Hegseth announces new name of US navy ship that honored gay rights icon Harvey Milk

The Guardiana day ago

The US defense secretary, Pete Hegseth, has formally announced that the US navy supply vessel named in honor of the gay rights activist Harvey Milk is to be renamed after Oscar V Peterson, a chief petty officer who received the congressional Medal of Honor for his actions in the Battle of the Coral Sea in the second world war.
'We are taking the politics out of ship naming,' Hegseth announced on Friday on X.
In an accompanying video-statement, Hegseth added: 'We are not renaming the ship to anything political. This is not about political activists, unlike the previous administration. Instead, we are renaming the ship after a congressional Medal of Honor recipient.'
'People want to be proud of the ship they are sailing in,' Hegseth added.
The move comes amid a widespread backlash against LGBTQ+ rights and issues in the US under the Trump administration, ranging from banning books associated with LGBTQ+ causes to reducing the rights of transgender people.
The oil-supply vessel had been named after the San Francisco gay rights activist, who was murdered in 1978 after serving as a city supervisor, dubbing himself the 'Mayor of Castro Street'. He had served in the navy as a diving officer on a submarine rescue ship but resigned with an 'other than honorable' discharge rather than be court-martialed for homosexuality.

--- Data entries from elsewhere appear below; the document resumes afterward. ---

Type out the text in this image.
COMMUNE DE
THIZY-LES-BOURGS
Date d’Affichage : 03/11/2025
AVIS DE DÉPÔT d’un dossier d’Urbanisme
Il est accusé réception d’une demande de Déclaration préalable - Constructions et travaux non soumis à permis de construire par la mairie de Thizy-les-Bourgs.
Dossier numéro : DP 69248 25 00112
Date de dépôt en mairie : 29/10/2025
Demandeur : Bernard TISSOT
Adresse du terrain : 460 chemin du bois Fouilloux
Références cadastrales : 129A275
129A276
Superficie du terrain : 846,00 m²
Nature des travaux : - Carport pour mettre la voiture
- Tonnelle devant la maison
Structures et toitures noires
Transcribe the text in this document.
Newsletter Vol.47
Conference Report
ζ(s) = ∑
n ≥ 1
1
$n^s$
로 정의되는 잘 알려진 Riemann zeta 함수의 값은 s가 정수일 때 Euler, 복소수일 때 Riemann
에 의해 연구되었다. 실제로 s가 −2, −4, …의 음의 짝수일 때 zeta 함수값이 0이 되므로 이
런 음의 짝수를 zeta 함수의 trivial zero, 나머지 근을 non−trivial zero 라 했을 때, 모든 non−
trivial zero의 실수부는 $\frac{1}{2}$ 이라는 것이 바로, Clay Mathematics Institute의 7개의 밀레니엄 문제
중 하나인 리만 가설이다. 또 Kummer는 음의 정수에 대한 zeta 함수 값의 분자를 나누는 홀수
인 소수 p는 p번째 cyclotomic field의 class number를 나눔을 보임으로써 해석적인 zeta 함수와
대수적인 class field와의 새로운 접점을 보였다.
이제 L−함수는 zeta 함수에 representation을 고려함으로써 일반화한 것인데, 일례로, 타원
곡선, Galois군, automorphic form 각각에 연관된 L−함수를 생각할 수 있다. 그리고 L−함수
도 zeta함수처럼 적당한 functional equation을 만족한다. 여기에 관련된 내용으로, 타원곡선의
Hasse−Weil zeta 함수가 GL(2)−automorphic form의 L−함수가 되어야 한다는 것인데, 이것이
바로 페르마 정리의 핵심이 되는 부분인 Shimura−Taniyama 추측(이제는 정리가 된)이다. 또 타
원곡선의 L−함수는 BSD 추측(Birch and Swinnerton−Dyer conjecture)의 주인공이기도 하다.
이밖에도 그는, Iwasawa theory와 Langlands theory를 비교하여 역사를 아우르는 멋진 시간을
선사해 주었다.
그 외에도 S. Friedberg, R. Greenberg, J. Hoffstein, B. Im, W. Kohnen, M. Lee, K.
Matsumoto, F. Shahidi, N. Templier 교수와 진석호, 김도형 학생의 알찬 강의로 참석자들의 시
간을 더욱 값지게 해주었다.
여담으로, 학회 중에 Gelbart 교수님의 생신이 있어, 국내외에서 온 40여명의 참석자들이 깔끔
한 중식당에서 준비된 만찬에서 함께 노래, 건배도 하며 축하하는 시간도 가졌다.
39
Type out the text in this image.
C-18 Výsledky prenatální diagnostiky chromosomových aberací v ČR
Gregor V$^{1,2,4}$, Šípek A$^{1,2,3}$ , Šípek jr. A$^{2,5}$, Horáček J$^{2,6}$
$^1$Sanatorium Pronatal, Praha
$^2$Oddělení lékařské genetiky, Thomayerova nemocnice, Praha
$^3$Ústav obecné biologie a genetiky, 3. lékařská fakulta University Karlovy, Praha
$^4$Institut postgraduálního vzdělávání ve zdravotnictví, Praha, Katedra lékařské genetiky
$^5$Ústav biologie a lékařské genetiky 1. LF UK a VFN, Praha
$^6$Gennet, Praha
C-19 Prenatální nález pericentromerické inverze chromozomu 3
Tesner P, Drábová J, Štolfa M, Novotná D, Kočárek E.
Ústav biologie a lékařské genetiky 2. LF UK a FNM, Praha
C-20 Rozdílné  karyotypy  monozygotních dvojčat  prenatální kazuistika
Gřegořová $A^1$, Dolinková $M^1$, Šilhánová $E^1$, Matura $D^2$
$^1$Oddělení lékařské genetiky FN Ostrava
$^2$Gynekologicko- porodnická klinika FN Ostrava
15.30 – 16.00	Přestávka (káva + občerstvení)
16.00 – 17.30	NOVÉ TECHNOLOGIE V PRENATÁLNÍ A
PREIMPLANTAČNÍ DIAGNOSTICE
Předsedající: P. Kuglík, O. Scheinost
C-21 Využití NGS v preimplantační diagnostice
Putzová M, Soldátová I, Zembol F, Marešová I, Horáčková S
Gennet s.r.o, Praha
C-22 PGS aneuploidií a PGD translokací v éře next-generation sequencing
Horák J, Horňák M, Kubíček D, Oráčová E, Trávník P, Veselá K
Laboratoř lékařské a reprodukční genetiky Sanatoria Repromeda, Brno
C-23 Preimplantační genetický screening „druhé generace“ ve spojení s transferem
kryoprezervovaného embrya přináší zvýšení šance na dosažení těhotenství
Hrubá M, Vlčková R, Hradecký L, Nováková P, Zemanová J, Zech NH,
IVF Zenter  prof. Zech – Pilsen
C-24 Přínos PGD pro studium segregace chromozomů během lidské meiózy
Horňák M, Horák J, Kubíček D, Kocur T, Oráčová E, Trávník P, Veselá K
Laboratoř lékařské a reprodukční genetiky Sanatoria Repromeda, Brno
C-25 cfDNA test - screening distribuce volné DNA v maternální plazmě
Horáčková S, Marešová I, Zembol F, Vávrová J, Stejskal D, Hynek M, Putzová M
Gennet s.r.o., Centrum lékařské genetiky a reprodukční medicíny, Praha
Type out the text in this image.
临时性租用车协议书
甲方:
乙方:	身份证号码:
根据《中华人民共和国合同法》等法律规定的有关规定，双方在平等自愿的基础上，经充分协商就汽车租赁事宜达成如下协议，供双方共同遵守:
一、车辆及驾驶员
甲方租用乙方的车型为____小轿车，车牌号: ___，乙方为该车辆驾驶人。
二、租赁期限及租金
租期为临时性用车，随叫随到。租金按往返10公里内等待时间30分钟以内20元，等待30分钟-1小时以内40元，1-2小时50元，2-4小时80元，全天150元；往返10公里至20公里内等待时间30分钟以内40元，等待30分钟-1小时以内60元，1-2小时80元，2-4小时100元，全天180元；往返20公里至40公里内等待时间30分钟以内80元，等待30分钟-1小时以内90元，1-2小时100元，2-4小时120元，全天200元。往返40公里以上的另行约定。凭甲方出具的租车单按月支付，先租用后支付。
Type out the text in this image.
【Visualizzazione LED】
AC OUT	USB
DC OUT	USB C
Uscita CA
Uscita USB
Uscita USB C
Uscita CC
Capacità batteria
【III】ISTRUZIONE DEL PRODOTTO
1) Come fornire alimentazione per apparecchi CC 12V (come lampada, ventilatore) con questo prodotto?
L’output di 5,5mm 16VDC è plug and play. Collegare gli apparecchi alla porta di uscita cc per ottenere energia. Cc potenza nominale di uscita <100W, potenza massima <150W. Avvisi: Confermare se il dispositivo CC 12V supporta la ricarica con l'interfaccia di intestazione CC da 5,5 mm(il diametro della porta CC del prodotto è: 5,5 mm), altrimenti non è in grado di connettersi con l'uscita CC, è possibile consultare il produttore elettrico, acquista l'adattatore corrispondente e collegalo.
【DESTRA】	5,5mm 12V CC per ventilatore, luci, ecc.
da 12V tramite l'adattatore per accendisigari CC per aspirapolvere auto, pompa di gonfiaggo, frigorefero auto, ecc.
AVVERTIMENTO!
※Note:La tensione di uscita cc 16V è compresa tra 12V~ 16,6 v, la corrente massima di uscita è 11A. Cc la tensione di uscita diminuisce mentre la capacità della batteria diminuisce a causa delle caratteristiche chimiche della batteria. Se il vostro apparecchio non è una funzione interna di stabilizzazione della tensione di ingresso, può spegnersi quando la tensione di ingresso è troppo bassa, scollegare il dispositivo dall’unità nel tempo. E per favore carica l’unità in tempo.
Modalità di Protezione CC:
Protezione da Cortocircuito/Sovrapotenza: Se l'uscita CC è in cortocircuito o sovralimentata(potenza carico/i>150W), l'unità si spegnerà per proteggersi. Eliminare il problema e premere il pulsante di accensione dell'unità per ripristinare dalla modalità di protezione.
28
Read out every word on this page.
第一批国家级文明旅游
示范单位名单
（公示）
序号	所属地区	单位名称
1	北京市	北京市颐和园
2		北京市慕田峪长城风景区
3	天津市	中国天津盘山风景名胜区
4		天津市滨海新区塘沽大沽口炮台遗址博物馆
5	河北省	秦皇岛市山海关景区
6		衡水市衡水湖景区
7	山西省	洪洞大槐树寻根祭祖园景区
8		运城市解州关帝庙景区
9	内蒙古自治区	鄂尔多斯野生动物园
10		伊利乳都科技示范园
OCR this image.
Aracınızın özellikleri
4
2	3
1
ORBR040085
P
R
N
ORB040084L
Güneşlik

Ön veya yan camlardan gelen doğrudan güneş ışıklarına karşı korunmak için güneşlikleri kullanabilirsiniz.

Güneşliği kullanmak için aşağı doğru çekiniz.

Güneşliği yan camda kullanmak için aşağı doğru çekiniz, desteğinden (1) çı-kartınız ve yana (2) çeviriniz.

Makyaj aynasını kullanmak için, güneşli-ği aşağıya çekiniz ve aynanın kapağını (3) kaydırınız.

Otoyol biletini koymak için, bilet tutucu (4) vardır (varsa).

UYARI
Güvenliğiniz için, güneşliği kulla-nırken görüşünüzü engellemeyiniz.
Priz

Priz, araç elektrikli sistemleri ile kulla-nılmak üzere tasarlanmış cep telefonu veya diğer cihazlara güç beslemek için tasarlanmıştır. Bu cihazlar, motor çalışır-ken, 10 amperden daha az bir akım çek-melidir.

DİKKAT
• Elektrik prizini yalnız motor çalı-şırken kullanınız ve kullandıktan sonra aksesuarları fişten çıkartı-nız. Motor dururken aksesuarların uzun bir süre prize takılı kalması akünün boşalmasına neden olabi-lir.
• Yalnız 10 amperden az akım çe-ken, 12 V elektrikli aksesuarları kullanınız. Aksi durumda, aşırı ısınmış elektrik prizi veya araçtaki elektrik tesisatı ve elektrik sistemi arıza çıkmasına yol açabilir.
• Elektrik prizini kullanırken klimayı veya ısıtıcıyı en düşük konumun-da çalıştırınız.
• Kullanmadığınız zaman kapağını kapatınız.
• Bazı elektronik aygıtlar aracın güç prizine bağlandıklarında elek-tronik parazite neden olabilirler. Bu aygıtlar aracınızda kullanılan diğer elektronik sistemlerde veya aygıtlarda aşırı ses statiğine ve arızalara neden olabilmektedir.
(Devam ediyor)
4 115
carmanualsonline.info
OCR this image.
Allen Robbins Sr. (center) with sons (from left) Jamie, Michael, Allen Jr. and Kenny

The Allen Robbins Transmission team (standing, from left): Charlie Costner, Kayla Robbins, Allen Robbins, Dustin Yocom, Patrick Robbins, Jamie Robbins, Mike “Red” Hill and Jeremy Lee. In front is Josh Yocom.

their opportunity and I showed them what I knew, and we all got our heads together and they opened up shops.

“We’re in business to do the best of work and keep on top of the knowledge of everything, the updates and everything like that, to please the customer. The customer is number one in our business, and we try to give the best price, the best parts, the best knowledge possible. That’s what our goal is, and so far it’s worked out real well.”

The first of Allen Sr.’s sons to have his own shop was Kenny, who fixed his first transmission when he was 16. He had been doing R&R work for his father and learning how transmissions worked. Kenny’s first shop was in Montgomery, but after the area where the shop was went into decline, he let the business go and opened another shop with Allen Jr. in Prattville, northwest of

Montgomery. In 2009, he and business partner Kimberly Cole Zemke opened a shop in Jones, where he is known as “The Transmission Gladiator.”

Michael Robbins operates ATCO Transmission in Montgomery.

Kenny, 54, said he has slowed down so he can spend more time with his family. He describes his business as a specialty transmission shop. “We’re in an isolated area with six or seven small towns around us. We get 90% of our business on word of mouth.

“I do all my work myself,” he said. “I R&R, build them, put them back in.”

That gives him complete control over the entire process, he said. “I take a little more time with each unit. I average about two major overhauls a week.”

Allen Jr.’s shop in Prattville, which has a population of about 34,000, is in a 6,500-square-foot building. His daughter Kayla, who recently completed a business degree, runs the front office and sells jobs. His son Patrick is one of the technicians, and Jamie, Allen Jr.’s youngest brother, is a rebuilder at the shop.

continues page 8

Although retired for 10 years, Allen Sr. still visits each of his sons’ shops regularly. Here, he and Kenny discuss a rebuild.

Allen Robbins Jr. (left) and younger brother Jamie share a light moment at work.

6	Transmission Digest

Peterson served on the USS Neosho, a ship that was heavily damaged by Japanese dive bombers on 7 May 1942, during the Battle of the Coral Sea. In one bombing raid, Peterson and members of the repair party he led were severely wounded. But despite his injuries, he managed to close four steam line valves, suffering third-degree burns to his face, shoulders, arms and hands in the process.
But by closing the bulkhead valves, Peterson isolated the steam to the engine room and helped keep the ship operational.
In an announcement that appeared timed for the start of Pride month, Hegseth announced that Milk's name was to be stripped from ship in early June. It had been named after the gay icon in 2016 by then-navy secretary Ray Mabus, who said at the time that the John Lewis-class of oilers would be named after leaders who fought for civil and human rights.
The move to strip Milk's name from the ship triggered a backlash from the activist's friends when it was first reported. 'Yes, this is cruel and petty and stupid, and yes, it's an insult to my community,' Cleve Jones, Milk's close friend and an LGBTQ+ activist, previously told the Associated Press.
'I would be willing to wager a considerable sum that American families sitting around that proverbial kitchen table this evening are not going to be talking about how much safer they feel now that Harvey's name is going to be taken off that ship,' he added to the news agency.
Milk's nephew, Stuart Milk, told the AP that renaming the ship would become 'a rallying cry not just for our community but for all minority communities'. He added: 'I don't think he'd be surprised, but he'd be calling on us to remain vigilant, to stay active.'
Elected officials, including the former House speaker Nancy Pelosi and California's governor, Gavin Newsom, described the change as an attempt to erase the contributions of LGBTQ+ people and an insult to fundamental American values of honoring veterans.
'The right's cancel culture is at it again. A cowardly act from a man desperate to distract us from his inability to lead the Pentagon,' Newsom said of Hegseth on the social media platform X.